Type habitat and locality
Collected from soil samples of fallow fields from district Cachar, Assam, India.
Type specimens
Holotype female on slide Oscheius indicus n. sp. /1, and 10 paratype females and 10 paratype males on slides Oscheius indicus n. sp. /2 to 10 are deposited in the nematode collection of Department of Zoology, Aligarh Muslim University, Aligarh, India and 4 paratypes females and 4 paratype males slides of Oscheius indicus n. sp. /11 to 14 are deposited in the National Nematode Collection of India housed at the Division of Nematology, ICAR – Indian Agriculture Research Institute, New Delhi, India.
Discussion
The genus Oscheius has a large number of species which are morphologically very close to each other. Sudhaus (2011) divided the species into two groups – dolichura group and insectivora group. Species under dolichura group are represented by species with slender body, peloderan bursa, inconspicuous posterior phasmids and spicules with straight tip (without a distal hook), whereas species under insectivora group are characterized by large and wide body with 4 to 6 incisures each in the lateral fields with 3 to 5 ridges, pseudopeloderan/leptoderan bursa, phasmids posterior to the last genital papillae and crochet-needlelike spicules (with a distal hook). Variations have been observed in the arrangement of papillae within the same species. In some specimen of O. indicus, GP1, GP2, and GP3 are evenly spaced, while other show an uneven distribution with GP1 which is spaced at greater distance as compared to GP2. We compared it to other species that shows similarity with respect to the distribution of the papillae. O. carolinensis have evenly distributed pre-cloacal papillae while O. chongmingensis, O. colombiana, and O. nadarajani have unequal arrangements with GP1 more spaced than GP2 and GP3. Presence of three minute warts in O. indicus n. sp makes it different from O. chongmingensis (3/5 warts), O. shamimi (2 warts), and many species that have varying numbers of warts.
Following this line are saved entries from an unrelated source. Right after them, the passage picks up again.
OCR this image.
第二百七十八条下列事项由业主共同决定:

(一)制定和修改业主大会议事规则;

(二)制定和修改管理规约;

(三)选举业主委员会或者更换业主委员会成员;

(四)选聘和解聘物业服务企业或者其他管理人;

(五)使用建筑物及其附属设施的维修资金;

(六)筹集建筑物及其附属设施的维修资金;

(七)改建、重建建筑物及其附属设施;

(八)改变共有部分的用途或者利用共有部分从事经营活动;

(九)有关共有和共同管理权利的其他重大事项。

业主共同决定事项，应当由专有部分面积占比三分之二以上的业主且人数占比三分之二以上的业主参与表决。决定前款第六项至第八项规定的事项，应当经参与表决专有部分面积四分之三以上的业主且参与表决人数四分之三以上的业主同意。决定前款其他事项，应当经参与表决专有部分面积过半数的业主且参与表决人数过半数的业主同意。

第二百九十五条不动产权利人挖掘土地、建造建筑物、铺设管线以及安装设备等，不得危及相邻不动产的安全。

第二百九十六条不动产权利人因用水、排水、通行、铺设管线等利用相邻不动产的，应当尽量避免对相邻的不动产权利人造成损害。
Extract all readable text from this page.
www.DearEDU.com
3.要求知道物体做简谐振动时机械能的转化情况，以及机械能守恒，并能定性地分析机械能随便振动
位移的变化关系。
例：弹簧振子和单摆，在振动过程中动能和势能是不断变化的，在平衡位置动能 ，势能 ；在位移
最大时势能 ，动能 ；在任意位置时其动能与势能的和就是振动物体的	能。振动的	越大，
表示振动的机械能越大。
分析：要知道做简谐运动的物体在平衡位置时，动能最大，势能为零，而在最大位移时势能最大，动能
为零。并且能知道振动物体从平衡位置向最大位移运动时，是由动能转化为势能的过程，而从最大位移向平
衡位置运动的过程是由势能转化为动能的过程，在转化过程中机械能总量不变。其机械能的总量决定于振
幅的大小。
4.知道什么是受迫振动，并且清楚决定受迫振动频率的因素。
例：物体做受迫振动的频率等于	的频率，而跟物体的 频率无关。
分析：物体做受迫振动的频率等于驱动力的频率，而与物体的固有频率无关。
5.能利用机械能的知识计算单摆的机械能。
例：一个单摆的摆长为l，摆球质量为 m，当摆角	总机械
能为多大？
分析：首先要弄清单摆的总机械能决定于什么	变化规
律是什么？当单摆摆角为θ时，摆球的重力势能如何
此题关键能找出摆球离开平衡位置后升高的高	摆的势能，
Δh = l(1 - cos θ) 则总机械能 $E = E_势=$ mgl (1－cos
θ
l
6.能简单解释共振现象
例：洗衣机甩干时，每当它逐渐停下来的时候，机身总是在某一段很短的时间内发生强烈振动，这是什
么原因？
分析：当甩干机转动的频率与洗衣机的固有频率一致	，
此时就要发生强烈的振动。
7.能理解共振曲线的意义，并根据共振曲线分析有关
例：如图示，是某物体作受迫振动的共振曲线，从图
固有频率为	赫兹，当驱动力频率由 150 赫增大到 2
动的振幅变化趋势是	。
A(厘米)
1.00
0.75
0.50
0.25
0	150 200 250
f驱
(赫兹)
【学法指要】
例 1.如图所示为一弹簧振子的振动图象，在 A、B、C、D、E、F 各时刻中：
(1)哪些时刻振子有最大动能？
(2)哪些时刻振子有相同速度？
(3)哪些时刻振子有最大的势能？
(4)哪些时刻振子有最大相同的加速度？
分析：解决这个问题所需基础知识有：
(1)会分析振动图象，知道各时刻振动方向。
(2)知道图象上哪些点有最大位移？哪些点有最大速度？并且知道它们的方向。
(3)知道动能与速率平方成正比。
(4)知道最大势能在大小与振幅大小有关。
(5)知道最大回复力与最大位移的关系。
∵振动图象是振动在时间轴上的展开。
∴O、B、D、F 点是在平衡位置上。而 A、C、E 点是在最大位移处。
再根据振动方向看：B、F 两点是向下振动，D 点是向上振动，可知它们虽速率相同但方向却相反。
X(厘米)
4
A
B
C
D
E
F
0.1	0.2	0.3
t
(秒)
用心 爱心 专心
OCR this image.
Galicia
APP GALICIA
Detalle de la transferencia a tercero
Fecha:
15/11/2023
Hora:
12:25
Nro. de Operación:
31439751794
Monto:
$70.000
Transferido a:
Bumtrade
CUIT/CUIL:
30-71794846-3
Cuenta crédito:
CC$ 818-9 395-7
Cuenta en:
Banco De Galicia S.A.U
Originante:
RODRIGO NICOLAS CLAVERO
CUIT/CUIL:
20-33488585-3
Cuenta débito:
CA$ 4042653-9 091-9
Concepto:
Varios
The phylogenetic analysis using ITS and 28S D2/D3 expansion region sequences revealed the phylogenetic position of the proposed new nematode species in the insectivora group. The molecular finding is further supported by the morphological characters like the presence of leptoderan bursa and crochet needle-shaped (with a distal hook) spicules. Therefore, based on ITS and 28S D2/D3 molecular marker sequences as well as morphological characteristics which are distinctly different from those of the closely related species, the present species is being reported as a new species under insectivora group.